All animal experiments were performed under anesthesia to limit pain. The mice were sacrificed by spinal cord dislocation under anesthesia with pentobarbital.
Results
Rhinacanthin C inhibits RANKL-mediated osteoclast formation from mouse BMMs without cytotoxicity
Rhinacanthin C is a naphthoquinone derivative containing an alkyl side chain (Fig 1A). We previously reported that rhinacanthin C is a strong inhibitor of RANKL-stimulated TRAP-positive multinucleated cell formation from mouse BMMs [12]. In this study, we investigated the effects of rhinacanthin C on osteoclast differentiation and bone resorption pit formation. Rhinacanthin C produced dose-dependent inhibition of RANKL-induced TRAP-positive multinuclear osteoclast formation and TRAP activity in BMM culture (0.25–2.0 μM) (Fig 1B to 1D). In our previous study, rhinacanthin C exhibited non-apoptotic cytotoxicity against tumor cells [12]. To investigate whether osteoclastogenesis inhibition by rhinacanthin C is due to its cytotoxicity, we measured the viability of RANKL-induced osteoclasts exposed to rhinacanthin C. Fig 1E shows that rhinacanthin C did not suppress viability even at 2.0 μM, at which concentration it abolished RANKL-stimulated osteoclast formation. Thus, the inhibitory effects of rhinacanthin C on osteoclastogenesis seemed not to be due to cytotoxicity.
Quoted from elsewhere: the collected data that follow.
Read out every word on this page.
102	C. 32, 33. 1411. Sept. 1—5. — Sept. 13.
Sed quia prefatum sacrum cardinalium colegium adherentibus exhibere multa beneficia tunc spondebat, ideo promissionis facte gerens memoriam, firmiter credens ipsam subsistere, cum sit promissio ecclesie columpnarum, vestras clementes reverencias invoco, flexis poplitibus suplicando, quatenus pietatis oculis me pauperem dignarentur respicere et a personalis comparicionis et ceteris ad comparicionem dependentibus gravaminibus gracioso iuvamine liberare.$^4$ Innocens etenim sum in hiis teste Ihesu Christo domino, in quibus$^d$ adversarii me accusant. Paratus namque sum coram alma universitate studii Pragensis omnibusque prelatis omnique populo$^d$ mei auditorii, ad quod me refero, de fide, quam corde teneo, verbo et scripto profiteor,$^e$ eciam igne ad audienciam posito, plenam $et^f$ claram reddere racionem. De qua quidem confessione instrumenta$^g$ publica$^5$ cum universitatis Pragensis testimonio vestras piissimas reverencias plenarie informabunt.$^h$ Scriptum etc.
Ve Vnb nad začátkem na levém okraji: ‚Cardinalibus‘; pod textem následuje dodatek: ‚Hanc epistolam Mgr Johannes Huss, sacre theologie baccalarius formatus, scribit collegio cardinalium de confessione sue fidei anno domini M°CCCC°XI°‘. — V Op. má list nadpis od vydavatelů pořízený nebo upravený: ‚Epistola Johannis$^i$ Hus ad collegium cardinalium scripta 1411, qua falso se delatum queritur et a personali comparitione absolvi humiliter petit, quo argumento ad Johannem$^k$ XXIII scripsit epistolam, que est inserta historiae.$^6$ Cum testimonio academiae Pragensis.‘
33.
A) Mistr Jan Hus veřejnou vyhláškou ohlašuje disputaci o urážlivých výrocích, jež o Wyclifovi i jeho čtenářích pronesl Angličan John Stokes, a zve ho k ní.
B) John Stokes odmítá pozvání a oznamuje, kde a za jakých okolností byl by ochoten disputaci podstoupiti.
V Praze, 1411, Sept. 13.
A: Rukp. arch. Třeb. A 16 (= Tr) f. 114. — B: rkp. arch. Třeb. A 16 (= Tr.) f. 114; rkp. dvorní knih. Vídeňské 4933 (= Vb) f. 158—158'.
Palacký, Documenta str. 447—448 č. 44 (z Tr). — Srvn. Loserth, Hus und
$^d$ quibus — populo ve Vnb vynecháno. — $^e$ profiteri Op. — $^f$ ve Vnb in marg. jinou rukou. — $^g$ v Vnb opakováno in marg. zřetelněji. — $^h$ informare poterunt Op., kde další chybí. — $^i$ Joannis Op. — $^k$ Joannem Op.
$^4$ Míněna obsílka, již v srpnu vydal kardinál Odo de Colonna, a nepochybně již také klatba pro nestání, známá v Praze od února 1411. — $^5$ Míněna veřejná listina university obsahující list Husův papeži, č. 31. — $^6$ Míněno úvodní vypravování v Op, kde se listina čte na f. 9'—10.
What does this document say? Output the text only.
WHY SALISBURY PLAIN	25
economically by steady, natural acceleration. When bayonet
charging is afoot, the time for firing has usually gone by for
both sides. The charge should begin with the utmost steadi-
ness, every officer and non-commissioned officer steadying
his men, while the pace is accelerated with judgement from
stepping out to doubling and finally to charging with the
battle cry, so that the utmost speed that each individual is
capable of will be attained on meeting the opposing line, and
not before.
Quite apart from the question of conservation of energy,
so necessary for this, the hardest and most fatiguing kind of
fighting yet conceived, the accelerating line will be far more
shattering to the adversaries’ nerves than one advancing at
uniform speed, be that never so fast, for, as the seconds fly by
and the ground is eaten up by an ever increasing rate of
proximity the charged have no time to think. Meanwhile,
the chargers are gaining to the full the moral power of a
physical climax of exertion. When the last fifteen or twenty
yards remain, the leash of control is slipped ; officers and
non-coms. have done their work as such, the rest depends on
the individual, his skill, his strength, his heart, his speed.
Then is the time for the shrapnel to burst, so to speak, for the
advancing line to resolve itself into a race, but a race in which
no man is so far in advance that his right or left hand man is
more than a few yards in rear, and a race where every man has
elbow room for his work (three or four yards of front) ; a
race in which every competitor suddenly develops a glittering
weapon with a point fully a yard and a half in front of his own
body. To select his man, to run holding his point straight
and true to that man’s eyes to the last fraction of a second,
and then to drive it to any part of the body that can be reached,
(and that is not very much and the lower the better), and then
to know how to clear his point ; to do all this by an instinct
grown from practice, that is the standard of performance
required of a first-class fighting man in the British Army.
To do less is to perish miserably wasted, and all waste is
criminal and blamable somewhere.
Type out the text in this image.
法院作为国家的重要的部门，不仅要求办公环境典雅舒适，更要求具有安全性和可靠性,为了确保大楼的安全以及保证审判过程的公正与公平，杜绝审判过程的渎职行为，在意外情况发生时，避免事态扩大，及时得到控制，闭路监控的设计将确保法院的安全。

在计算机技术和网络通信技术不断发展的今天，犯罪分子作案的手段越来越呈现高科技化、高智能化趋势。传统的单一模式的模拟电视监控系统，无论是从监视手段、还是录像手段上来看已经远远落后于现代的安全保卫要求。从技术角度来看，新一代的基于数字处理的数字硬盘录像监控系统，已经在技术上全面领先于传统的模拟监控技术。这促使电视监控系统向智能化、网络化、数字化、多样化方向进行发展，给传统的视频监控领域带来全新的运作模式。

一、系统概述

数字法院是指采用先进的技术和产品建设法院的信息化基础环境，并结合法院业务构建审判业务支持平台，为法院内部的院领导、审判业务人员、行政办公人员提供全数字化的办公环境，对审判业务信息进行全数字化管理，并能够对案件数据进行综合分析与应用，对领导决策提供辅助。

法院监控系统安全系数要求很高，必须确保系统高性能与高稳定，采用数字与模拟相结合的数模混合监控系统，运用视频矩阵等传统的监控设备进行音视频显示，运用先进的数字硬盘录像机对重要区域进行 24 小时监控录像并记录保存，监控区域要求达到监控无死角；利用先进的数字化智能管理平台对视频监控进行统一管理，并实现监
A, Chemical structure of rhinacanthin C. B, BMCs were cultured for 3 days with M-CSF (10 ng/mL), then with M-CSF alone or M-CSF plus RANKL (10 ng/mL) in the presence or absence of rhinacanthin C (0.25–2.0 μM). The cells were stained for TRAP activity. Bar, 100 μm. C, Dose-dependent effects of rhinacanthin C on RANKL-induced TRAP-positive multi-nuclear (>3 nuclei) cell (MNC) formation from BMCs. D, Dose-dependent rhinacanthin C inhibition of TRAP activity in the medium of BMM cultures in the presence of RANKL and M-CSF. E, Viability was determined by MTT assay after 3 days. Data are expressed as means ± SD of three experiments. **P < 0.01 vs. untreated controls.
Osteoclasts differentiated from the monocyte-macrophage lineage. Therefore, we examined the effects of rhinacanthin C on macrophage colony formation with M-CSF from BMCs. The macrophage-type colonies formed from BMCs did not differ in the absence or presence of rhinacanthin C (S2A Fig). Furthermore, the numbers of zymosan-incorporated phagocytic macrophages did not significantly differ in the presence of absence of rhinacanthin C (S2B Fig). Thus, macrophage formation and phagocytic function stimulated by M-CSF are not inhibited by rhinacanthin C. We further characterized the effects of rhinacanthin C on osteoclastogenesis by performing two experiments. First, BMCs were cultured with rhinacanthin C for 3 days in the presence of M-CSF, followed by RANKL plus M-CSF to induce osteoclast formation. In the second experiment, BMCs were cultured with rhinacanthin C and then the BMMs were cultured with RANKL plus M-CSF, also in the presence of rhinacanthin C. In experiment 1, RANKL-stimulated osteoclast formation remained essentially the same, regardless of pretreatment with rhinacanthin C. However, after RANKL stimulation, rhinacanthin C provided dose-dependent inhibition of osteoclast formation, as shown in experiment 2 (S2D Fig). These results suggest the inhibitory role of rhinacanthin C in osteoclastogenesis does not occur at the stage macrophage formation and function as an osteoclast progenitor but at the stage of RANKL-stimulated osteoclast formation step.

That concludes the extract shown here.